Prof. Gao Shenghua’s research group published four papers at IEEE Conference on Computer Vision and Pattern Recognition (CVPR2021), showing their recent achievements in related fields. CVPR is an annual academic conference hosted by IEEE, and one of the three top academic conferences in the field of computer vision(CVPR, ICCV, ECCV), and enjoys a high reputation in the world. According to Google Scholar Metrics, the top conference CVPR ranks fifth among all conferences and journals included by Google.
Layout-Guided Novel View Synthesis from a Single Indoor Panorama
Existing view synthesis methods mainly focus on the perspective images and have shown promising results. However, due to the limited field-of-view of the pinhole camera, the performance quickly degrades when large camera movements are adopted. In this research, Gao's group makes the first attempt to generate novel views from a single indoor panorama and takes the large camera translations into consideration. To tackle this challenging problem, the reseachers first use Convolutional Neural Networks (CNNs) to extract the deep features and estimate the depth map from the source-view image. Then, the method leverages the room layout prior, a strong structural constraint of the indoor scene, to guide the generation of target views. More concretely, the method estimates the room layout in the source view and transforms it into the target viewpoint as guidance. Meanwhile, the method also constrains the room layout of the generated target-view images to enforce geometric consistency. To validate the effectiveness of the method, Gao's group further build a large-scale photorealistic dataset containing both small and large camera translations. The experimental results on the challenging dataset demonstrate that the proposed method achieves state-of-the-art performance on this task. SIST MS student Xu Jiale is the first author, and Prof. Gao Shenghua is the corresponding author.
Prior Based Human Completion
Human images completion is an important subproblem in image inpainting. Human completion aims to recover the corrupted single person image and generate plausible results. However, few work has done along this direction. Thus, we propose prior based human body completion model.
Structure information is essential for the model to understand the foreground and background in images. While, most existing methods implicitly encode this information by forcing the model to learn it. Therefore, we first propose to leverage semantic segmentation maps as prior to characterize human body structure. The structural prior not only explicitly guides the human part completion, but also provides semantic information in extracted feature maps to recover the human structure. Besides, we design a memory bank module, which embedded into the model to provide the structure-texture correlation prior. With the aid of memory bank, the model could further inpaint vivid textures. The model consists of three stages. In the first stage, we maintain the memory bank module and embedded it into the next two stages. In the second and third stages, the model would recover the reasonable human structure and plausible textures.
The extensive experiment on two large scale datasets (LIP and ChictopiaPlus) verifies the effectiveness of our model. Master student Zhao Zibo is the first author and Prof. Gao Shenghua is the corresponding author.
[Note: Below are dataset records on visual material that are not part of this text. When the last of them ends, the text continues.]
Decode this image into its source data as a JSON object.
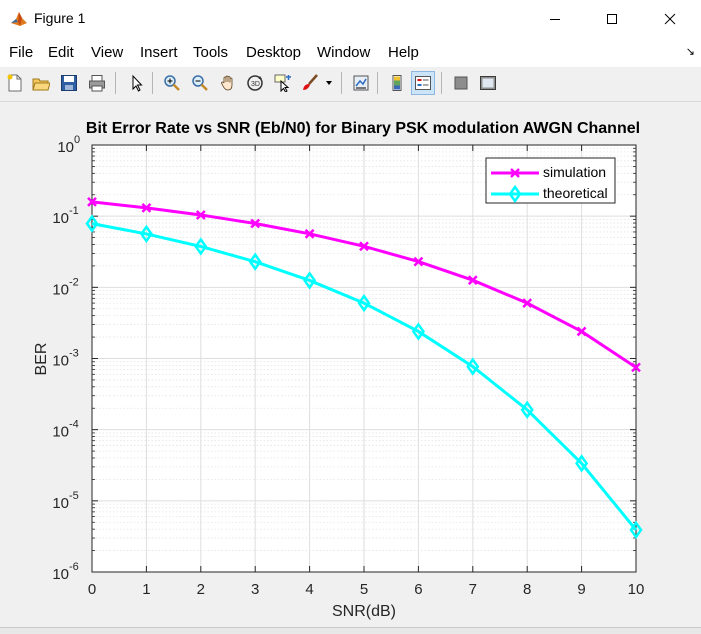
{
  "window": {
    "title": "Figure 1"
  },
  "menu": [
    "File",
    "Edit",
    "View",
    "Insert",
    "Tools",
    "Desktop",
    "Window",
    "Help"
  ],
  "toolbar": [
    "new-figure",
    "open-file",
    "save",
    "print",
    "edit-plot",
    "zoom-in",
    "zoom-out",
    "pan",
    "rotate-3d",
    "data-cursor",
    "brush",
    "link-plot",
    "colorbar",
    "legend",
    "hide-plot-tools",
    "show-plot-tools"
  ],
  "colors": {
    "simulation": "#ff00ff",
    "theoretical": "#00ffff"
  },
  "chart_data": {
    "type": "line",
    "title": "Bit Error Rate vs SNR (Eb/N0) for Binary PSK modulation AWGN Channel",
    "xlabel": "SNR(dB)",
    "ylabel": "BER",
    "yscale": "log",
    "grid": true,
    "minor_grid": true,
    "legend_position": "top-right",
    "xlim": [
      0,
      10
    ],
    "ylim": [
      1e-06,
      1
    ],
    "x": [
      0,
      1,
      2,
      3,
      4,
      5,
      6,
      7,
      8,
      9,
      10
    ],
    "xticks": [
      "0",
      "1",
      "2",
      "3",
      "4",
      "5",
      "6",
      "7",
      "8",
      "9",
      "10"
    ],
    "yticks": [
      {
        "base": "10",
        "exp": "0",
        "value": 1
      },
      {
        "base": "10",
        "exp": "-1",
        "value": 0.1
      },
      {
        "base": "10",
        "exp": "-2",
        "value": 0.01
      },
      {
        "base": "10",
        "exp": "-3",
        "value": 0.001
      },
      {
        "base": "10",
        "exp": "-4",
        "value": 0.0001
      },
      {
        "base": "10",
        "exp": "-5",
        "value": 1e-05
      },
      {
        "base": "10",
        "exp": "-6",
        "value": 1e-06
      }
    ],
    "series": [
      {
        "name": "simulation",
        "marker": "x",
        "color": "#ff00ff",
        "values": [
          0.1587,
          0.1309,
          0.104,
          0.0789,
          0.0565,
          0.0377,
          0.023,
          0.0126,
          0.006,
          0.0024,
          0.00075
        ]
      },
      {
        "name": "theoretical",
        "marker": "diamond",
        "color": "#00ffff",
        "values": [
          0.0786,
          0.0563,
          0.0375,
          0.0229,
          0.0125,
          0.006,
          0.0024,
          0.00077,
          0.00019,
          3.36e-05,
          3.9e-06
        ]
      }
    ]
  }
}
Landmark Feature Convolution For Visual Grounding
Visual grounding, aiming to localize an object described by an expression, is one of the fundamental visual-language problems and the key to achieving human-computer interaction. Humans often refer to an object by describing their relationships with other entities, e.g., 'laptop on the table,' and understanding their relationships is vital to comprehend referential expressions. Since the distances between two entities can be arbitrary and direction-related, we hypothesis that we should consider (i) long-range (ii) and direction-aware context.
Long-range modeling is a long-standing but unsolved problem in computer vision. Existing convolution operations have the apparent limitation of the receptive field since they sample a fixed number of locations for aggregation. To illustrate, given the same number of parameters, a convolution's receptive field is either dense but small (standard convolution) or large but sparse (dilated convolution). To this end, we propose convolution by sampling regions. For each location, we part the whole feature map based on the current location and update the representation by aggregating the sub-regions so that the operator has a global receptive field. Experiments show that the proposed convolution is advantageous to related modules in terms of efficiency or effectiveness. We also achieve competitive results on four benchmark datasets by using the proposed operators. Huang Binbin (2020 class master student) is the first author, and his mentor, prof. Gao Shenghua is the corresponding author.
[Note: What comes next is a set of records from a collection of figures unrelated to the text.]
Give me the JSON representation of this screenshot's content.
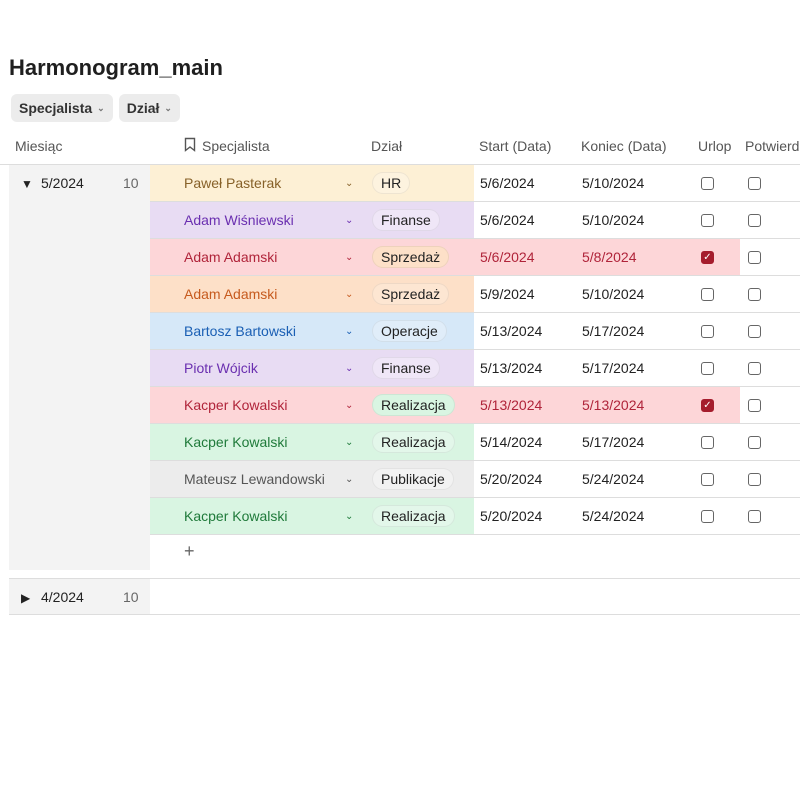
{
  "title": "Harmonogram_main",
  "filters": [
    {
      "label": "Specjalista"
    },
    {
      "label": "Dział"
    }
  ],
  "columns": [
    "Miesiąc",
    "Specjalista",
    "Dział",
    "Start (Data)",
    "Koniec (Data)",
    "Urlop",
    "Potwierdz"
  ],
  "groups": [
    {
      "label": "5/2024",
      "count": "10",
      "expanded": true
    },
    {
      "label": "4/2024",
      "count": "10",
      "expanded": false
    }
  ],
  "rows": [
    {
      "name": "Paweł Pasterak",
      "dept": "HR",
      "start": "5/6/2024",
      "end": "5/10/2024",
      "urlop": false,
      "confirmed": false,
      "bg": "#fdf0d5",
      "fg": "#876129",
      "pill": "#fdf3df"
    },
    {
      "name": "Adam Wiśniewski",
      "dept": "Finanse",
      "start": "5/6/2024",
      "end": "5/10/2024",
      "urlop": false,
      "confirmed": false,
      "bg": "#e8dcf3",
      "fg": "#6a2fb0",
      "pill": "#efe6f7"
    },
    {
      "name": "Adam Adamski",
      "dept": "Sprzedaż",
      "start": "5/6/2024",
      "end": "5/8/2024",
      "urlop": true,
      "confirmed": false,
      "bg": "#fdd6d8",
      "fg": "#b0243a",
      "pill": "#fde0c8"
    },
    {
      "name": "Adam Adamski",
      "dept": "Sprzedaż",
      "start": "5/9/2024",
      "end": "5/10/2024",
      "urlop": false,
      "confirmed": false,
      "bg": "#fde0c8",
      "fg": "#c65a1e",
      "pill": "#fde6d2"
    },
    {
      "name": "Bartosz Bartowski",
      "dept": "Operacje",
      "start": "5/13/2024",
      "end": "5/17/2024",
      "urlop": false,
      "confirmed": false,
      "bg": "#d6e8f8",
      "fg": "#1a5fb4",
      "pill": "#e0edf9"
    },
    {
      "name": "Piotr Wójcik",
      "dept": "Finanse",
      "start": "5/13/2024",
      "end": "5/17/2024",
      "urlop": false,
      "confirmed": false,
      "bg": "#e8dcf3",
      "fg": "#6a2fb0",
      "pill": "#efe6f7"
    },
    {
      "name": "Kacper Kowalski",
      "dept": "Realizacja",
      "start": "5/13/2024",
      "end": "5/13/2024",
      "urlop": true,
      "confirmed": false,
      "bg": "#fdd6d8",
      "fg": "#b0243a",
      "pill": "#d9f5e2"
    },
    {
      "name": "Kacper Kowalski",
      "dept": "Realizacja",
      "start": "5/14/2024",
      "end": "5/17/2024",
      "urlop": false,
      "confirmed": false,
      "bg": "#d9f5e2",
      "fg": "#1f7a3a",
      "pill": "#e3f7ea"
    },
    {
      "name": "Mateusz Lewandowski",
      "dept": "Publikacje",
      "start": "5/20/2024",
      "end": "5/24/2024",
      "urlop": false,
      "confirmed": false,
      "bg": "#ececec",
      "fg": "#555555",
      "pill": "#f2f2f2"
    },
    {
      "name": "Kacper Kowalski",
      "dept": "Realizacja",
      "start": "5/20/2024",
      "end": "5/24/2024",
      "urlop": false,
      "confirmed": false,
      "bg": "#d9f5e2",
      "fg": "#1f7a3a",
      "pill": "#e3f7ea"
    }
  ],
  "add_label": "+"
}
Learning to Recommend Frame for Interactive Video Object Segmentation in the Wild
To reduce the cost of human annotations, interactive video object segmentation (VOS for short) aims to achieve promising results with a few human supervisions. The author hypothesis that it is vital to recommend keyframes for interactive video object segmentation to improving the overall quality.
This paper formulates the frame selection problem in the interactive VOS as a Markov Decision Process, where an agent is learned to recommend the frame under a deep reinforcement learning framework. The learned agent can automatically determine the most valuable frame, making the interactive setting more practical in the wild. Experimental results on the public datasets show the effectiveness of our learned agent without any changes to the underlying VOS algorithms, and the learned agent can surpass human annotators in terms of accuracy and efficiency. Visiting student Yin Zhaoyuan is the first author, and MS Zheng Jia who has graduated from ShanghaiTech last year is the second author.